The School for Food Sustainability in San Jose Las Flores


Two 7th grade students at the school in San Jose Las Flores, El Salvador, who learn extensively about food sustainability.


Juanita from the CCR (The Association of Communities for the Development of Chalatenango), who connects the people and organizations of the Chalatenango region with resources and training for food sustainability.


The principal (on the right), a strong advocate and educator of food and environmental sustainability, talking to Juanita (left) and another woman from the CCR.

In the last blog, Angela’s garden, I mentioned that Angela paid her garden fortune forward to others.  This school, which was about 5 minutes down the road from Angela’s house in San Jose Las Flores, El Salvador, is one of these recipients.

The school, which educates most of the children in the San Juan Los Flores area, boosts one of the most beautiful and extensive gardens I have ever seen.  There are beans, corn, cucumbers, avocado, bananas, tomatoes, mango, pineapple and more.  The school is also building a tilapia pond.  What is even more amazing about this school garden is that the students of the school are the primary care takers.  The principal (pictured above) has taught them how to plant and cultivate and why it is essential for them to understand the health and environmental implications of growing, cultivating and preparing their own food.  His spirit and passion for food and environmental sustainability is beyond insightful.  (Stay tuned for video footage of the principal and others on their gardens)

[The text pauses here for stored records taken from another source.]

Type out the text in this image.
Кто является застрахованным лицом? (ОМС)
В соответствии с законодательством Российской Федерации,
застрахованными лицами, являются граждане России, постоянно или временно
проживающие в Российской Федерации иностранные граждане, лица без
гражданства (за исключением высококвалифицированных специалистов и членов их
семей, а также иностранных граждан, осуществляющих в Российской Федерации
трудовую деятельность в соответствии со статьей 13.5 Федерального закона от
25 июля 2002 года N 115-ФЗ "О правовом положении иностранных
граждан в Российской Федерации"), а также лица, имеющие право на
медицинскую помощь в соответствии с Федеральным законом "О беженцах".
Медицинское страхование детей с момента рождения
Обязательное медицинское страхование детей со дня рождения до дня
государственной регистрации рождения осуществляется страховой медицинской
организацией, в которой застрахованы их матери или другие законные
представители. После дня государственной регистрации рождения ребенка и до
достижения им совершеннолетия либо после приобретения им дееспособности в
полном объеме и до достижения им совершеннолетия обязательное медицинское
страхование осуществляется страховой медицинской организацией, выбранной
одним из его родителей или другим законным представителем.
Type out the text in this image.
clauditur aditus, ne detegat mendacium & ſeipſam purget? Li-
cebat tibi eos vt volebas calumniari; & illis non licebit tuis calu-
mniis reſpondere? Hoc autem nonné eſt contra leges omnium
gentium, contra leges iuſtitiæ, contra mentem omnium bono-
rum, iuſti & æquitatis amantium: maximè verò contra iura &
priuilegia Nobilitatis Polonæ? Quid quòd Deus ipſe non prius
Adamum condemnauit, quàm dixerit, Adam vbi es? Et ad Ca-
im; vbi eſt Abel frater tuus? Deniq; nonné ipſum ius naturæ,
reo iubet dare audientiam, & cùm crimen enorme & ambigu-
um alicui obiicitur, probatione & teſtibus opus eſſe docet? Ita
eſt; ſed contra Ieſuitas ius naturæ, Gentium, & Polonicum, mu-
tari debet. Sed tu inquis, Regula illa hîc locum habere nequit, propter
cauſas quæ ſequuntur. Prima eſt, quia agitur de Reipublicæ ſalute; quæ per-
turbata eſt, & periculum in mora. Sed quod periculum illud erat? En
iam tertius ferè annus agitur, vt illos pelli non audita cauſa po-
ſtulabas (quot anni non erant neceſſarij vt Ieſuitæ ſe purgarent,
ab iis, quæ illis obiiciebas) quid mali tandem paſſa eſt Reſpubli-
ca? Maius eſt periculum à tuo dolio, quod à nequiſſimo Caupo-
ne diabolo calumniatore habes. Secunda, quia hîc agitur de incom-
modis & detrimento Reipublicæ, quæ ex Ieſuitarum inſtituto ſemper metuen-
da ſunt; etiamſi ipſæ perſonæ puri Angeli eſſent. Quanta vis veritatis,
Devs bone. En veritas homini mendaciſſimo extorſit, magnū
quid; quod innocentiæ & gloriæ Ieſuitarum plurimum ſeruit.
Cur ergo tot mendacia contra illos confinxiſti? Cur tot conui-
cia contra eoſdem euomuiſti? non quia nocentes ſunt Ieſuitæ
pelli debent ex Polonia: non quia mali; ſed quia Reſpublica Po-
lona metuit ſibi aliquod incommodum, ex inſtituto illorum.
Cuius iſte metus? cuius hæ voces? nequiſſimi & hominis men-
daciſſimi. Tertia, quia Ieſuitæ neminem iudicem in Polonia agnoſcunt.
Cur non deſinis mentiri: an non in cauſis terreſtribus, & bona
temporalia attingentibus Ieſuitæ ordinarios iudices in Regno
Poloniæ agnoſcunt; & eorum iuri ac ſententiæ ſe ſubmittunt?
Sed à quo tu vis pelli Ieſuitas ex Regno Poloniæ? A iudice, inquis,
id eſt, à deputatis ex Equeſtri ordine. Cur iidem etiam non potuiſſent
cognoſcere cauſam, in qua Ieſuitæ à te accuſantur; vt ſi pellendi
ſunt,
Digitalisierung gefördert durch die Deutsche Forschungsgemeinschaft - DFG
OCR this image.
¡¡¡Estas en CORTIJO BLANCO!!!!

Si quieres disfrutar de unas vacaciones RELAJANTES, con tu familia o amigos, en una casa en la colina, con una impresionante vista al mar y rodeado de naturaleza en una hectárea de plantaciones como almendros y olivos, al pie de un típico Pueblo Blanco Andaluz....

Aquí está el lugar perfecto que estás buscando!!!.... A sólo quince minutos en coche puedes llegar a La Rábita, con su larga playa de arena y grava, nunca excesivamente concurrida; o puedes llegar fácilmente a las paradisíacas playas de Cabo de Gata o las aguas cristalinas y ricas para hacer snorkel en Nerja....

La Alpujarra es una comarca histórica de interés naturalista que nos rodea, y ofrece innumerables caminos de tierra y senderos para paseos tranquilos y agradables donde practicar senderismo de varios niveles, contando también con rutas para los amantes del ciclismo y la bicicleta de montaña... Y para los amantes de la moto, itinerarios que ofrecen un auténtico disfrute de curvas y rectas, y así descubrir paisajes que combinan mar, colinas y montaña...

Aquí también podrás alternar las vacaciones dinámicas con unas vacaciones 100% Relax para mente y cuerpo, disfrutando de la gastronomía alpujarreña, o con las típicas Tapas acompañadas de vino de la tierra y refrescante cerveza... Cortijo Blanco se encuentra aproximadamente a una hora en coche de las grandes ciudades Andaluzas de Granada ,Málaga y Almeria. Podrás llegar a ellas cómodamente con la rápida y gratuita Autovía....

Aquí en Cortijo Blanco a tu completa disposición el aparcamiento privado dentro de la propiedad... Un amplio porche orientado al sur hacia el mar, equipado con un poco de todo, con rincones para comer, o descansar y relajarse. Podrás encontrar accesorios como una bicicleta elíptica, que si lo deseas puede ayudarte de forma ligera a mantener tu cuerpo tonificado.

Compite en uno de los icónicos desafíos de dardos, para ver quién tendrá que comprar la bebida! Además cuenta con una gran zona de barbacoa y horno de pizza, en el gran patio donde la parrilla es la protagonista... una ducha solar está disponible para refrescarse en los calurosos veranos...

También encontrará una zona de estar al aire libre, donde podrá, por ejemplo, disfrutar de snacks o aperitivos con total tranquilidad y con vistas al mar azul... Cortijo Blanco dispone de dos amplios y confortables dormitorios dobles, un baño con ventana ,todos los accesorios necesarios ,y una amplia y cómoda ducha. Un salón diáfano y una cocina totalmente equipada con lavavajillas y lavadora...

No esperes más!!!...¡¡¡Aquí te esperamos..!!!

Two of the students in grade 7 talked about how fun and impactful it is to grow and prepare their own food.  Both said that it made them see first hand how healthy eating affected their energy levels in school.


A snapshot of the school garden


Each grade has their own crops to tend to.  The school breakfasts and lunches are made from the vegetables and fruits grown in this garden.

Food sustainability thrives in this small town in Chalatenango.  And what is even more amazing is the community’s spirit and giving that continues to increase awareness and food sustainability within this community.  There are many factors in Chalatenango and other regions in El Salvador, like mining, corporate pollution and more that threaten the well being of rural towns in the country.  However, the tenacity and communal power of the Salvadorian people have inspired this school garden and many people’s hearts and minds to work and fight for El Salvador.